Measured by major legislative accomplishment and personal sanity, Biden has already had a successful Presidency, with unsurprising fluctuations in public approval. But this is not the gentler Eisenhower era; missteps tend to get unforgiving scrutiny. The slipshod treatment of classified materials, dating from Biden’s time as Vice-President, which were discovered in an office and at his private residence, is disturbing and politically harmful. One may argue that this episode doesn’t compare to Trump’s defiant, subpoena-resisting treatment of top-secret documents, but Republicans, out for revenge, haven’t had much difficulty conflating the two cases. At the very least, as Senator Debbie Stabenow, a Michigan Democrat, told NBC’s “Meet the Press,” “It’s certainly embarrassing, right?” It would be a fitting description, too, of the discovery of classified documents last month at the former Vice-President Mike Pence’s Indiana home.

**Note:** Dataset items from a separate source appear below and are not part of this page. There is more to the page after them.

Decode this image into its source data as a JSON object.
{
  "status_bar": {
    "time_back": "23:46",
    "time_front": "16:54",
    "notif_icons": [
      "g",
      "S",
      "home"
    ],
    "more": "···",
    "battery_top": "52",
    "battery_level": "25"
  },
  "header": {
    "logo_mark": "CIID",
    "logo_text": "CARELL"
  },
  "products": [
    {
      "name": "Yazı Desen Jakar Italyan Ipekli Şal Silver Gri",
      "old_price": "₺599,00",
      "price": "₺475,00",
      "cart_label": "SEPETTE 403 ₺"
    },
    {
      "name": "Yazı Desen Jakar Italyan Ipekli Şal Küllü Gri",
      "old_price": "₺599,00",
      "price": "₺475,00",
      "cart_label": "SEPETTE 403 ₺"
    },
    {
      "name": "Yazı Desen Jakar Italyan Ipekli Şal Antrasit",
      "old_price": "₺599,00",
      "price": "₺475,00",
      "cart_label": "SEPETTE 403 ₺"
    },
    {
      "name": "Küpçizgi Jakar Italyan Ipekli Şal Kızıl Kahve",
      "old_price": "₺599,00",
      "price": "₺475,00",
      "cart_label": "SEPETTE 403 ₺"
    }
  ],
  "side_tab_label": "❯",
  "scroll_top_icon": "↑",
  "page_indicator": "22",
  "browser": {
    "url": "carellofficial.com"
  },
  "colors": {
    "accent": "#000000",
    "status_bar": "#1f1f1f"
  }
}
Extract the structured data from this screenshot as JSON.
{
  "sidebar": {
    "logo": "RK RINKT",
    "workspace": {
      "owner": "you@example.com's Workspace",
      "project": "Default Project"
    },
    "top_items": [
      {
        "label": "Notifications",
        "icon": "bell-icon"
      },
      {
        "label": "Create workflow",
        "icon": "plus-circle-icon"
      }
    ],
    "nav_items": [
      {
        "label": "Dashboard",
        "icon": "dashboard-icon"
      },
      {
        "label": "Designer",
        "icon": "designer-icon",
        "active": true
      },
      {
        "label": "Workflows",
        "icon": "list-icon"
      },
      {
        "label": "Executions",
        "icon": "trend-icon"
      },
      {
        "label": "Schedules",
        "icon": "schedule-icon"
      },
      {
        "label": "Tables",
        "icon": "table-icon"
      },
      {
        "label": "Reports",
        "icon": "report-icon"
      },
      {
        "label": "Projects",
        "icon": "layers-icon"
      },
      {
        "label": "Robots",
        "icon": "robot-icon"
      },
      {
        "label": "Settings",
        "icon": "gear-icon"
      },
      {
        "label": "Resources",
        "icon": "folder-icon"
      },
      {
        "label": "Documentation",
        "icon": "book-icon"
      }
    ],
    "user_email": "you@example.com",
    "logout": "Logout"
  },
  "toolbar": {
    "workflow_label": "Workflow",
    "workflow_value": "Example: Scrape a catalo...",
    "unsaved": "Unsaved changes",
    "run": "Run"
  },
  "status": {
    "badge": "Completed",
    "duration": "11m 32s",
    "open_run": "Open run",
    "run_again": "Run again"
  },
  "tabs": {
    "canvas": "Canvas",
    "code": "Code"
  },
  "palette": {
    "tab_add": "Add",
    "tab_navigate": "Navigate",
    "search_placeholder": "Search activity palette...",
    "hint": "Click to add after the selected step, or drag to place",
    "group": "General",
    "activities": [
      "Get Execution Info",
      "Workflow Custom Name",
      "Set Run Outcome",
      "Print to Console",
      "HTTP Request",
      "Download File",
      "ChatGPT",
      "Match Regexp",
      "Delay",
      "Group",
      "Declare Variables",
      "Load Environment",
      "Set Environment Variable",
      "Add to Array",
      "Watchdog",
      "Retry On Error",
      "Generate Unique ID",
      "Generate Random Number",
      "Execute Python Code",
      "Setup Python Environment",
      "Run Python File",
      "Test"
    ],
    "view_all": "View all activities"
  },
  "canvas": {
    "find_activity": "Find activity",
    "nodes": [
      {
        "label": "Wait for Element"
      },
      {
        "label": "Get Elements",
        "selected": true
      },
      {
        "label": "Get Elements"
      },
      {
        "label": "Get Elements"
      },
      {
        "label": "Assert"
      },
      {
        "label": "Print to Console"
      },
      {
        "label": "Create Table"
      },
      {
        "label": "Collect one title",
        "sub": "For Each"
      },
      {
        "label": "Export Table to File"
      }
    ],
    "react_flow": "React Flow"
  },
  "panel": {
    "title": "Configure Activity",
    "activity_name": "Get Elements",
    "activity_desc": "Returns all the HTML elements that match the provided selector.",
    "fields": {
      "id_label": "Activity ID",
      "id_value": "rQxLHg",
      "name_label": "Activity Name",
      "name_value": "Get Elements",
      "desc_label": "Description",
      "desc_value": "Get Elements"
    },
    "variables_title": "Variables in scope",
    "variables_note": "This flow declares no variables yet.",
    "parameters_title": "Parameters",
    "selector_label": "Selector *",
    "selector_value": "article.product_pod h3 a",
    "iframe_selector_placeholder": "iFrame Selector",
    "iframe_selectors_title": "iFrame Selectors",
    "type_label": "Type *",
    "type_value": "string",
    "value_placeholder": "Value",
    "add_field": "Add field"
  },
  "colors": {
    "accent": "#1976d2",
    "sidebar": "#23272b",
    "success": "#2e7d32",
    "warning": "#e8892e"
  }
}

The document cases may fade, or run out of special counsels, but what won’t go away is a widespread worry about Biden’s age. There’s no shortage of political kibitzers willing to repeat that he’ll be eighty-two when he takes the oath of office again, and eighty-six at the end of a second term. Though the nation has grown accustomed to elderly men in the White House—from the “grandfatherly” Eisenhower, who was sixty-two when he first ran, in 1952, to Ronald Reagan, who was seventy-three at the start of his second term, and Trump, who was seventy when he won the Presidency—no sitting President has been as old as Biden.

Age may not be a determining factor in executive ability, but it does mean something, as Eisenhower clearly understood when he wrote to a friend that “we all know that when advancing years and diminishing energy begin to take their toll, the last one that ever appreciates such a situation is the victim himself.” Contrast that with the example of Jacinda Ardern, New Zealand’s forty-two-year-old former Prime Minister, who announced her resignation in January, saying, “I know what this job takes. And I know that I no longer have enough in the tank to do it justice.” It’s no insult to Ardern to suggest that the U.S. Presidency requires more fuel in the tank than most head-of-government jobs. And it’s no insult to President Biden, nor is it ageist, to write that all men are mortal, and that older men are more mortal than younger ones.

When it comes to Presidential continuity, we’ve been a pretty lucky country. But the peaceful transition of power, which the nation treasures and took for granted until Trump’s unruly post-Presidency, has often relied upon orderly, if combative, transitions in party leadership. There may be no rush for Biden to reveal his plans, but, when he does, the announcement should be not only a celebration of the recent past but a sensitive, and realistic, embrace of his party’s future—and a new generation of talented men and women, who will step forward when the President is wise enough to say that he’s letting go.